Changes in contact time during examination of various interventions demonstrated that in most cases subjects walked slightly faster, although this was not statistically significant. Subjects involved in the 12-month follow-up assessment also showed minor variations in contact time. Those who had used orthoses walked slightly faster than in the initial examination, while those who had not used orthoses walked slightly slower. Thus, theoretically, the reductions in peak plantar pressure and pressure–time integral found in this study would have been more significant had speed been regulated.

Conclusion

This study found no significant difference in peak plantar pressure, pressure–time integral, or plantar callus between adolescents with and without diabetes. It also found that three interventions (cushioning, orthoses, and the combination of both) could significantly reduce peak plantar pressure and pressure–time integral. The monitoring of various pressure-reducing modalities was undertaken to determine whether they could be relied on to reduce peak plantar pressure and pressure–time integral. The overwhelming message regarding this aspect of the study is that reliance should not be placed on any single modality for pressure reduction across the entire population. This finding emphasizes the importance of assessment using pressure-analysis equipment as an integral component of the clinical decision-making process when managing people with diabetes.

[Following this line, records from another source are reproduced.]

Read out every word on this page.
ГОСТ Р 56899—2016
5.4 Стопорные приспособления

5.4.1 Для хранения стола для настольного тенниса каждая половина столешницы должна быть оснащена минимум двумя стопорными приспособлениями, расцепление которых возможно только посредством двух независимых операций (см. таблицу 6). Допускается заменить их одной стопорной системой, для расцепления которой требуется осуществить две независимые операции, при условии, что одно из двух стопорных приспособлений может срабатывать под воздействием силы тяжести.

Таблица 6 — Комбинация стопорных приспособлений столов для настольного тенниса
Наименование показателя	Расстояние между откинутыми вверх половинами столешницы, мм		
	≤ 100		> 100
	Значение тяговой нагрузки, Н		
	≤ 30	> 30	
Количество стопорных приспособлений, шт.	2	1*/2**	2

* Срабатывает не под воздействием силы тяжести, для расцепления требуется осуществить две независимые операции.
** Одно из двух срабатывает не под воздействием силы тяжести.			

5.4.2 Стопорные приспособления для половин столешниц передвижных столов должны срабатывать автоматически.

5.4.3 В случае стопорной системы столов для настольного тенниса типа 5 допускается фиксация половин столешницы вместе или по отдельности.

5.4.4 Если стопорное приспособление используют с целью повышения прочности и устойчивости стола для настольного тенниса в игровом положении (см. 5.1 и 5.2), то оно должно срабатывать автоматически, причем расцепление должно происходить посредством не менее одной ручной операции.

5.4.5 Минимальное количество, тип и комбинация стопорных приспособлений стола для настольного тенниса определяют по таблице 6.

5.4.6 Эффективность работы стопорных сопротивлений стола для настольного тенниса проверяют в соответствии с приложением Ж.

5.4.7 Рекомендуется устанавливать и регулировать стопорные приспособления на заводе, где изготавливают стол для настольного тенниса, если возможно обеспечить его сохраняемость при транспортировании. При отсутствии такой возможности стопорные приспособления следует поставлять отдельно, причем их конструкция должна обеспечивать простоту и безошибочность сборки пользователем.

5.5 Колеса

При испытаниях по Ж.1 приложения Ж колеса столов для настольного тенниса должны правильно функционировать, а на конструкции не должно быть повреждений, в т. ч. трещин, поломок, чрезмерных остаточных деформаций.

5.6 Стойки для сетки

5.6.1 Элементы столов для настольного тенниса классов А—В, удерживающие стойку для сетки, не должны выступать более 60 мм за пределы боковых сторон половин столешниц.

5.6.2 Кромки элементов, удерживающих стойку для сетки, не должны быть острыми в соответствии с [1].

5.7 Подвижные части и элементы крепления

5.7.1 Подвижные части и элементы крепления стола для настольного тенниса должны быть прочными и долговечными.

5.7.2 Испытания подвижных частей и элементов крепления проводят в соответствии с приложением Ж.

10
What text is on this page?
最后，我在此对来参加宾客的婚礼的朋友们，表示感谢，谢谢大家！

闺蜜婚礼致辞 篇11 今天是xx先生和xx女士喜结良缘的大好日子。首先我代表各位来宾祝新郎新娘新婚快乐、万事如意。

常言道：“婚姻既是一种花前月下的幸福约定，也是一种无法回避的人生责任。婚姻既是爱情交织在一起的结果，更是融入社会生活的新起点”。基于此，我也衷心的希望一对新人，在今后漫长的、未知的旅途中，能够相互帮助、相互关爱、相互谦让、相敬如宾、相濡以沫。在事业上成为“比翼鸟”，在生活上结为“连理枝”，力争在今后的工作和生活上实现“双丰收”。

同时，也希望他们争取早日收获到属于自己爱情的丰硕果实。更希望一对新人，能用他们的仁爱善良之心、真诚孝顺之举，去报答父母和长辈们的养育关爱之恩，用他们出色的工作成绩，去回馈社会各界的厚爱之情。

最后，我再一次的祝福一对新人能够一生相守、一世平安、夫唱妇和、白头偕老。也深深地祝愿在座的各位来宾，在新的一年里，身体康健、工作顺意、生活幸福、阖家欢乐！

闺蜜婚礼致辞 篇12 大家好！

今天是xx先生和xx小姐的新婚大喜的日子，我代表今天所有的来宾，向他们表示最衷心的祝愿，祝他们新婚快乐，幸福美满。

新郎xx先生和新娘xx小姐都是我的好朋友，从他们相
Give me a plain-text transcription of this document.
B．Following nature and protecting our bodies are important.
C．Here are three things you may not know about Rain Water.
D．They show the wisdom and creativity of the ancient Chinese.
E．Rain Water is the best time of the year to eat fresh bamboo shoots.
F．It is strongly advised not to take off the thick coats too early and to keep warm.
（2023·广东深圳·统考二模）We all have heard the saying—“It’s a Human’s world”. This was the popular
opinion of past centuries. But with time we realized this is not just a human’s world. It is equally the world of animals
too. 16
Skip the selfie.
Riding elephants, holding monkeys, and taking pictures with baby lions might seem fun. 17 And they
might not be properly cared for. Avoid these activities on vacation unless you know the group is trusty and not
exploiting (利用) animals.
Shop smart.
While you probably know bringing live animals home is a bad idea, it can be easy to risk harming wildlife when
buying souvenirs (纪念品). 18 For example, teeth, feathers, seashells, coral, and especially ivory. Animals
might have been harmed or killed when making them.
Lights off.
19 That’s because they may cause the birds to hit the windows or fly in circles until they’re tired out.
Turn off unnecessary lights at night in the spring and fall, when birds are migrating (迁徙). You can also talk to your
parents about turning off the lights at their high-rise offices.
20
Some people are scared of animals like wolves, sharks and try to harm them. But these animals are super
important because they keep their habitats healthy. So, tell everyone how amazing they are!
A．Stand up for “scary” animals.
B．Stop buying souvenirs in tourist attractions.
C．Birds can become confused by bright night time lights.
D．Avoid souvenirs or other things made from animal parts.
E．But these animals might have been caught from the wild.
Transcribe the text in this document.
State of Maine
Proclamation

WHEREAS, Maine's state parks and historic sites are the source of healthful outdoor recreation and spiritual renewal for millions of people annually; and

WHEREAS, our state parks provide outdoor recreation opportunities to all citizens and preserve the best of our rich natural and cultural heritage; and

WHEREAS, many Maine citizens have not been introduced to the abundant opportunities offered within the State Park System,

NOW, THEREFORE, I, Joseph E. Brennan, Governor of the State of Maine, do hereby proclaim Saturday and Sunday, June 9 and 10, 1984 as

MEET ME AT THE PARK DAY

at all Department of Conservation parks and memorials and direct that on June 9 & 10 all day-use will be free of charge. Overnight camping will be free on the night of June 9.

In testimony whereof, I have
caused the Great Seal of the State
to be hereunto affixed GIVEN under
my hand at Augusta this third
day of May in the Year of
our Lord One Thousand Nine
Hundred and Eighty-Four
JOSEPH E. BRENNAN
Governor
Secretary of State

Effective use of appropriate pressure-reducing modalities has direct and obvious financial implications for ulcer prevention in adults and reduction in lower-limb amputations. This study found that peak plantar pressure and pressure–time integral could be reduced effectively with various interventions. This does not mean that all young people with diabetes who have high plantar pressure or plantar callus should be subjected to long-term use of orthoses or cushioning. However, appropriate treatment when one or more of these abnormalities is associated with early neuropathic change may prevent plantar ulceration in these individuals. Young people with diabetes who display high peak plantar pressure or callus should be targeted to have regular checks for neuropathy. If it were possible to prevent the progression of neuropathy into adulthood, the risk of future foot problems for these individuals would be greatly reduced. In the case of those with plantar callus, appropriate treatment should also include a recommendation that individuals receive regular podiatric medical care for callus removal, a practice that has been proven to immediately reduce peak plantar pressure.[8]